七海は振り返り、両手で僕の顔を包み込んだ。「でも、私が最初に誰の前で歌う勇気を取り戻したのか、私は永遠に覚えているわ」


波の音が遠くから近づいてきては、また次第に遠ざかっていった。遠くでは、観覧車が依然としてゆっくりと回転し、色とりどりの光の斑点を僕たちに投げかけていた。このありふれた夏の夜、星空と大海の間で、僕たちは静かに抱き合い、まるで時間がそこで止まってしまったかのようだった。


帰りの電車の中で、七海は僕の肩に寄りかかって眠っていた。僕はそっと体勢を整え、彼女がもっと心地よく眠れるようにした。窓の外の景色は猛スピードで後退し、まるで僕たちが間もなく別れを告げる学生時代そのもののようだった。

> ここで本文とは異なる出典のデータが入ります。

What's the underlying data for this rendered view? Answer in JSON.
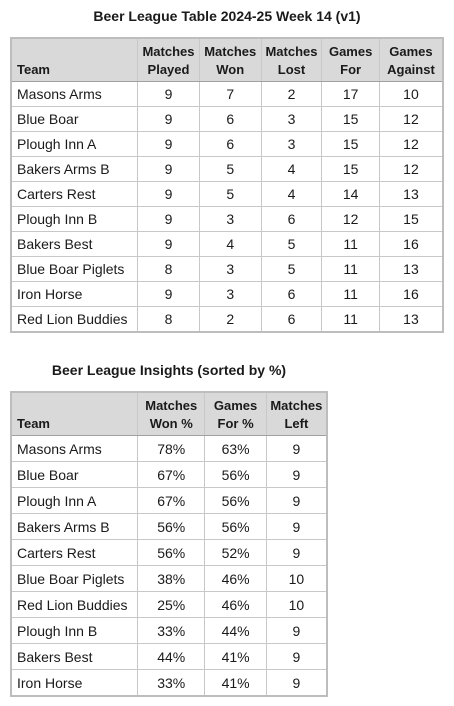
{
  "league_table": {
    "title": "Beer League Table 2024-25 Week 14 (v1)",
    "headers": [
      [
        "Team"
      ],
      [
        "Matches",
        "Played"
      ],
      [
        "Matches",
        "Won"
      ],
      [
        "Matches",
        "Lost"
      ],
      [
        "Games",
        "For"
      ],
      [
        "Games",
        "Against"
      ]
    ],
    "rows": [
      [
        "Masons Arms",
        "9",
        "7",
        "2",
        "17",
        "10"
      ],
      [
        "Blue Boar",
        "9",
        "6",
        "3",
        "15",
        "12"
      ],
      [
        "Plough Inn A",
        "9",
        "6",
        "3",
        "15",
        "12"
      ],
      [
        "Bakers Arms B",
        "9",
        "5",
        "4",
        "15",
        "12"
      ],
      [
        "Carters Rest",
        "9",
        "5",
        "4",
        "14",
        "13"
      ],
      [
        "Plough Inn B",
        "9",
        "3",
        "6",
        "12",
        "15"
      ],
      [
        "Bakers Best",
        "9",
        "4",
        "5",
        "11",
        "16"
      ],
      [
        "Blue Boar Piglets",
        "8",
        "3",
        "5",
        "11",
        "13"
      ],
      [
        "Iron Horse",
        "9",
        "3",
        "6",
        "11",
        "16"
      ],
      [
        "Red Lion Buddies",
        "8",
        "2",
        "6",
        "11",
        "13"
      ]
    ]
  },
  "insights_table": {
    "title": "Beer League Insights (sorted by %)",
    "headers": [
      [
        "Team"
      ],
      [
        "Matches",
        "Won %"
      ],
      [
        "Games",
        "For %"
      ],
      [
        "Matches",
        "Left"
      ]
    ],
    "rows": [
      [
        "Masons Arms",
        "78%",
        "63%",
        "9"
      ],
      [
        "Blue Boar",
        "67%",
        "56%",
        "9"
      ],
      [
        "Plough Inn A",
        "67%",
        "56%",
        "9"
      ],
      [
        "Bakers Arms B",
        "56%",
        "56%",
        "9"
      ],
      [
        "Carters Rest",
        "56%",
        "52%",
        "9"
      ],
      [
        "Blue Boar Piglets",
        "38%",
        "46%",
        "10"
      ],
      [
        "Red Lion Buddies",
        "25%",
        "46%",
        "10"
      ],
      [
        "Plough Inn B",
        "33%",
        "44%",
        "9"
      ],
      [
        "Bakers Best",
        "44%",
        "41%",
        "9"
      ],
      [
        "Iron Horse",
        "33%",
        "41%",
        "9"
      ]
    ]
  }
}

スマートフォンが震え、ジャン=リュックからのメッセージが表示された。【来週の月曜日からレコーディング開始だ!喉の準備はいいかい、小さな星よ!】


僕は七海の疲れているながらも満足そうな寝顔を見つめ、そっと彼女の髪の先にキスをした。前途にどんな未来が待ち受けていようと、少なくともこの瞬間、僕たちは互いを、そして満天の星空を手にしていた。